It's more interesting that they slimmed down the integer cores to 2 ALUs/2 AGUs.

This is a big change from the 3 ALUs/3 AGUs that AMD has used for K7/K8/K10.
Combine this with the four wide front end/decoder and it is clear that BS is a
throughput design optimized for server type workloads.

It looks like AMD concluded that it can't match Intel in single core performance
and it would always have to throw 2 cores at every Intel core. It sat down and
looked carefully at how much sharing and trimming it could do to make 2 of its
cores closer in area and power to 1 Intel Nehalem/SB core. The biggest moves
are sharing front end and FPU between cores and slimming down the integer
cores. This should keep AMD in the game in servers where it can put two 8 core
devices into an MCM and sell it against 8 core SB and 10 core Westmere-EX.

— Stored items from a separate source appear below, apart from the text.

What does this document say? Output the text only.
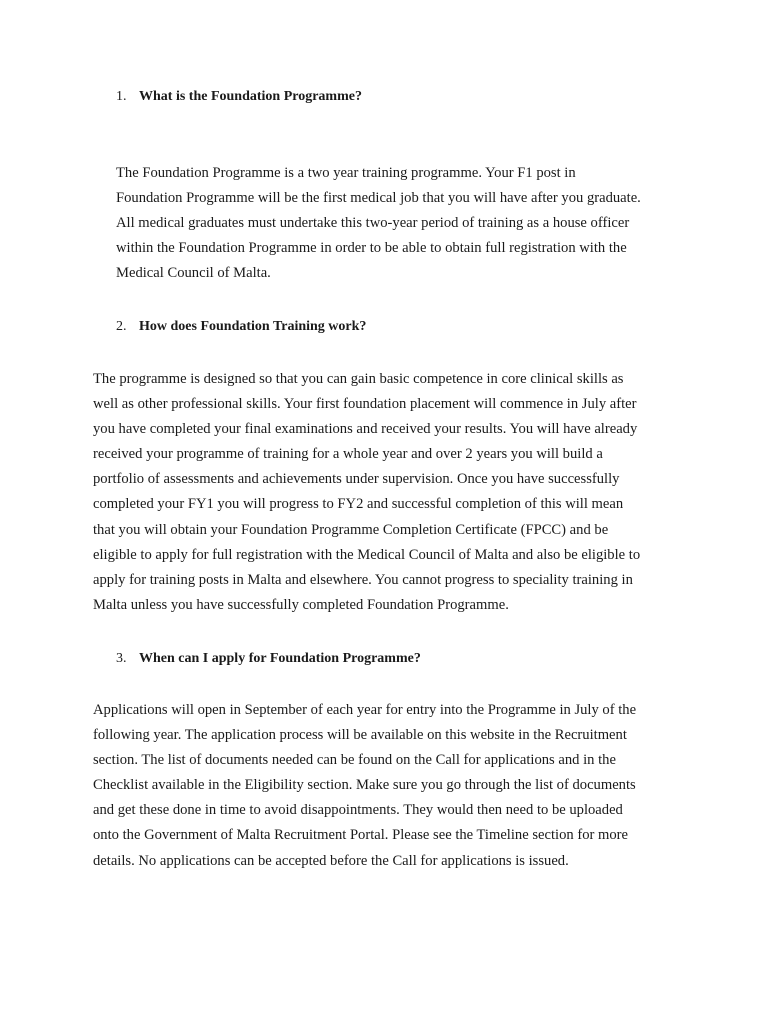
1. What is the Foundation Programme?
The Foundation Programme is a two year training programme. Your F1 post in
Foundation Programme will be the first medical job that you will have after you graduate.
All medical graduates must undertake this two-year period of training as a house officer
within the Foundation Programme in order to be able to obtain full registration with the
Medical Council of Malta.
2. How does Foundation Training work?
The programme is designed so that you can gain basic competence in core clinical skills as
well as other professional skills. Your first foundation placement will commence in July after
you have completed your final examinations and received your results. You will have already
received your programme of training for a whole year and over 2 years you will build a
portfolio of assessments and achievements under supervision. Once you have successfully
completed your FY1 you will progress to FY2 and successful completion of this will mean
that you will obtain your Foundation Programme Completion Certificate (FPCC) and be
eligible to apply for full registration with the Medical Council of Malta and also be eligible to
apply for training posts in Malta and elsewhere. You cannot progress to speciality training in
Malta unless you have successfully completed Foundation Programme.
3. When can I apply for Foundation Programme?
Applications will open in September of each year for entry into the Programme in July of the
following year. The application process will be available on this website in the Recruitment
section. The list of documents needed can be found on the Call for applications and in the
Checklist available in the Eligibility section. Make sure you go through the list of documents
and get these done in time to avoid disappointments. They would then need to be uploaded
onto the Government of Malta Recruitment Portal. Please see the Timeline section for more
details. No applications can be accepted before the Call for applications is issued.
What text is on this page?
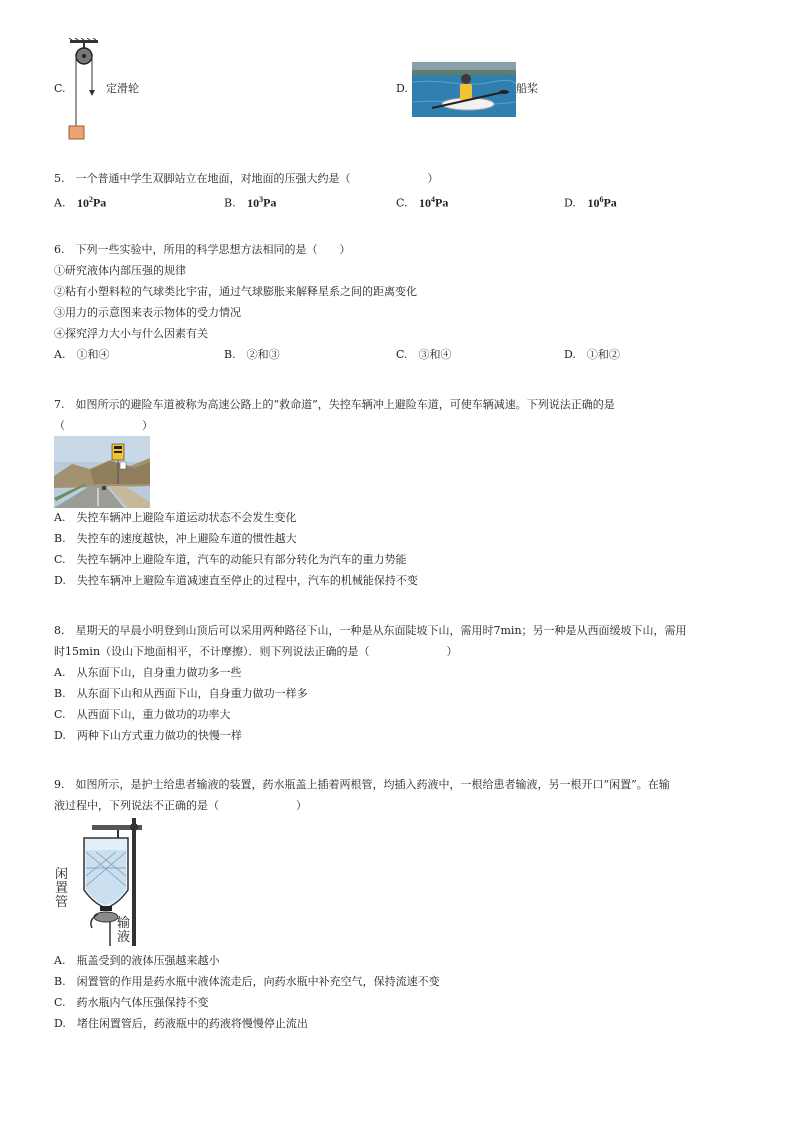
C.	定滑轮	D.	船桨
5.　一个普通中学生双脚站立在地面，对地面的压强大约是（　　　　　　　）
A. $10^2Pa$	B. $10^3Pa$	C. $10^4Pa$	D. $10^6Pa$
6.　下列一些实验中，所用的科学思想方法相同的是（　　）
①研究液体内部压强的规律
②粘有小塑料粒的气球类比宇宙，通过气球膨胀来解释星系之间的距离变化
③用力的示意图来表示物体的受力情况
④探究浮力大小与什么因素有关
A.　①和④	B.　②和③	C.　③和④	D.　①和②
7.　如图所示的避险车道被称为高速公路上的“救命道”，失控车辆冲上避险车道，可使车辆减速。下列说法正确的是
（　　　　　　　）
A.　失控车辆冲上避险车道运动状态不会发生变化
B.　失控车的速度越快，冲上避险车道的惯性越大
C.　失控车辆冲上避险车道，汽车的动能只有部分转化为汽车的重力势能
D.　失控车辆冲上避险车道减速直至停止的过程中，汽车的机械能保持不变
8.　星期天的早晨小明登到山顶后可以采用两种路径下山，一种是从东面陡坡下山，需用时7min；另一种是从西面缓坡下山，需用
时15min（设山下地面相平，不计摩擦）．则下列说法正确的是（　　　　　　　）
A.　从东面下山，自身重力做功多一些
B.　从东面下山和从西面下山，自身重力做功一样多
C.　从西面下山，重力做功的功率大
D.　两种下山方式重力做功的快慢一样
9.　如图所示，是护士给患者输液的装置，药水瓶盖上插着两根管，均插入药液中，一根给患者输液，另一根开口“闲置”。在输
液过程中，下列说法不正确的是（　　　　　　　）
闲置管
输液
A.　瓶盖受到的液体压强越来越小
B.　闲置管的作用是药水瓶中液体流走后，向药水瓶中补充空气，保持流速不变
C.　药水瓶内气体压强保持不变
D.　堵住闲置管后，药液瓶中的药液将慢慢停止流出
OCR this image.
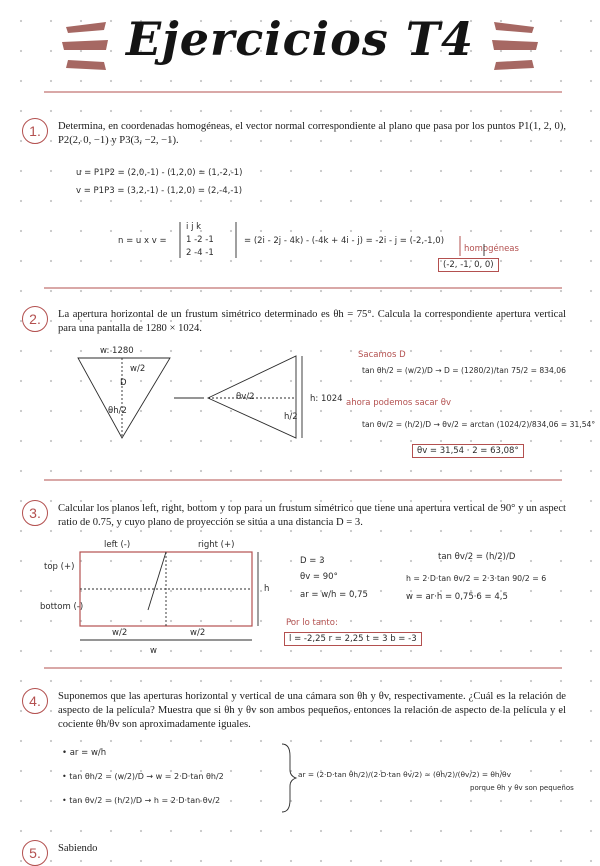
Ejercicios T4
1.	Determina, en coordenadas homogéneas, el vector normal correspondiente al plano que pasa por los puntos P1(1, 2, 0), P2(2, 0, −1) y P3(3, −2, −1).
u = P1P2 = (2,0,-1) - (1,2,0) = (1,-2,-1)
v = P1P3 = (3,2,-1) - (1,2,0) = (2,-4,-1)
n = u x v =
i j k
1 -2 -1
2 -4 -1
= (2i - 2j - 4k) - (-4k + 4i - j) = -2i - j = (-2,-1,0)
homogéneas
(-2, -1, 0, 0)
2.	La apertura horizontal de un frustum simétrico determinado es θh = 75°. Calcula la correspondiente apertura vertical para una pantalla de 1280 × 1024.
w: 1280
w/2
D
θh/2
θv/2
h/2
h: 1024
Sacamos D
tan θh/2 = (w/2)/D → D = (1280/2)/tan 75/2 = 834,06
ahora podemos sacar θv
tan θv/2 = (h/2)/D → θv/2 = arctan (1024/2)/834,06 = 31,54°
θv = 31,54 · 2 = 63,08°
3.	Calcular los planos left, right, bottom y top para un frustum simétrico que tiene una apertura vertical de 90° y un aspect ratio de 0.75, y cuyo plano de proyección se sitúa a una distancia D = 3.
left (-)	right (+)
top (+)
bottom (-)
h
w/2	w/2
w
D = 3
θv = 90°
ar = w/h = 0,75
tan θv/2 = (h/2)/D
h = 2·D·tan θv/2 = 2·3·tan 90/2 = 6
w = ar·h = 0,75·6 = 4,5
Por lo tanto:
l = -2,25 r = 2,25 t = 3 b = -3
4.	Suponemos que las aperturas horizontal y vertical de una cámara son θh y θv, respectivamente. ¿Cuál es la relación de aspecto de la película? Muestra que si θh y θv son ambos pequeños, entonces la relación de aspecto de la película y el cociente θh/θv son aproximadamente iguales.
• ar = w/h
• tan θh/2 = (w/2)/D → w = 2·D·tan θh/2
• tan θv/2 = (h/2)/D → h = 2·D·tan θv/2
ar = (2·D·tan θh/2)/(2·D·tan θv/2) ≈ (θh/2)/(θv/2) = θh/θv
porque θh y θv son pequeños
5.	Sabiendo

The loss of the third ALU/AGU in the BD's integer cores likely won't make a lot
of difference to commercial server workloads which have low ILP and high MLP.

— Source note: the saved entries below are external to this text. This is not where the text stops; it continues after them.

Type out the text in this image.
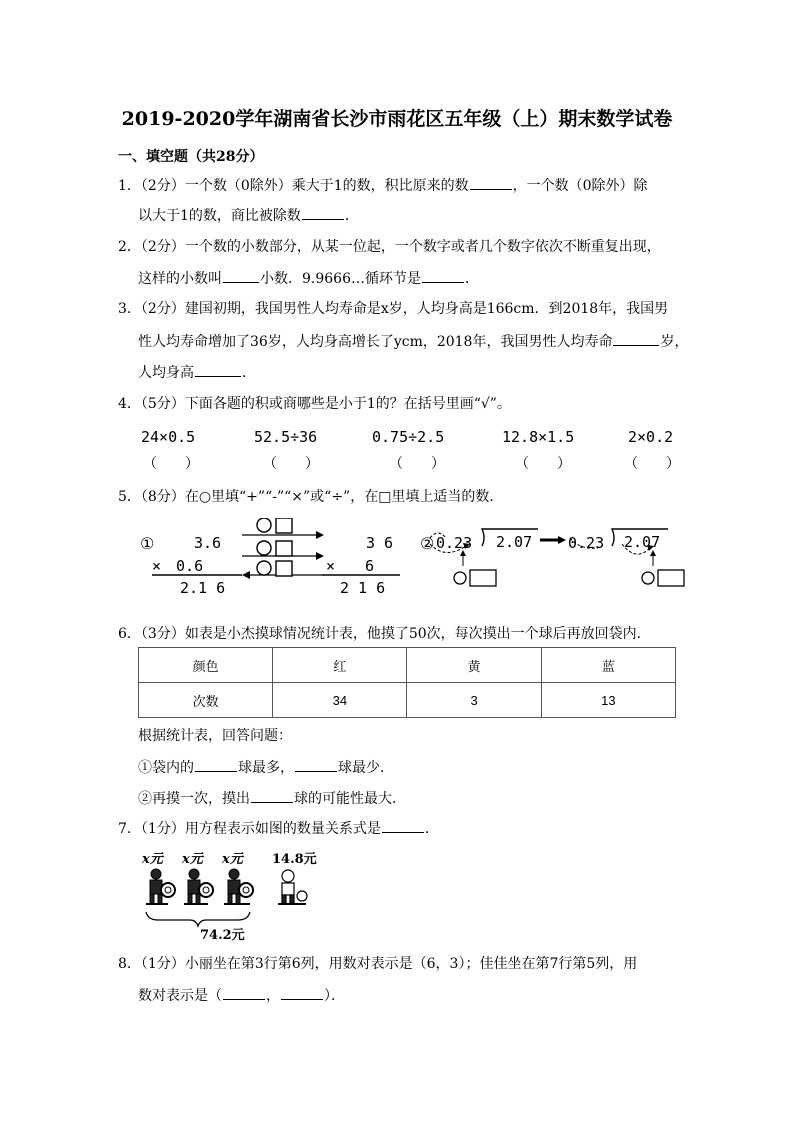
2019-2020学年湖南省长沙市雨花区五年级（上）期末数学试卷
一、填空题（共28分）
1．（2分）一个数（0除外）乘大于1的数，积比原来的数	，一个数（0除外）除
以大于1的数，商比被除数	．
2．（2分）一个数的小数部分，从某一位起，一个数字或者几个数字依次不断重复出现，
这样的小数叫	小数．9.9666…循环节是	．
3．（2分）建国初期，我国男性人均寿命是x岁，人均身高是166cm．到2018年，我国男
性人均寿命增加了36岁，人均身高增长了ycm，2018年，我国男性人均寿命	岁，
人均身高	．
4．（5分）下面各题的积或商哪些是小于1的？在括号里画“√”。
24×0.5	52.5÷36	0.75÷2.5	12.8×1.5	2×0.2
（　　）	（　　）	（　　）	（　　）	（　　）
5．（8分）在○里填“+”“-”“×”或“÷”，在□里填上适当的数．
①	3.6
×　0.6
2.1 6
3 6
×　　6
2 1 6
② 0.23 2.07 0.23 2.07
6．（3分）如表是小杰摸球情况统计表，他摸了50次，每次摸出一个球后再放回袋内．
颜色	红	黄	蓝
次数	34	3	13
根据统计表，回答问题：
①袋内的	球最多，	球最少．
②再摸一次，摸出	球的可能性最大．
7．（1分）用方程表示如图的数量关系式是	．
x元 x元 x元 14.8元
74.2元
8．（1分）小丽坐在第3行第6列，用数对表示是（6，3）；佳佳坐在第7行第5列，用
数对表示是（	，	）．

The sharing of the FPUs probably won't hurt HPC performance much because
with 8 cores per die and 16 cores per package memory system limitations will
tend to dominate.

IMO where it becomes problematic is building client devices based on the BD
architecture. AMD will really have to ratchet up its CPU clock rates to more
than make up for the loss in IPC from the slimmed down integer cores.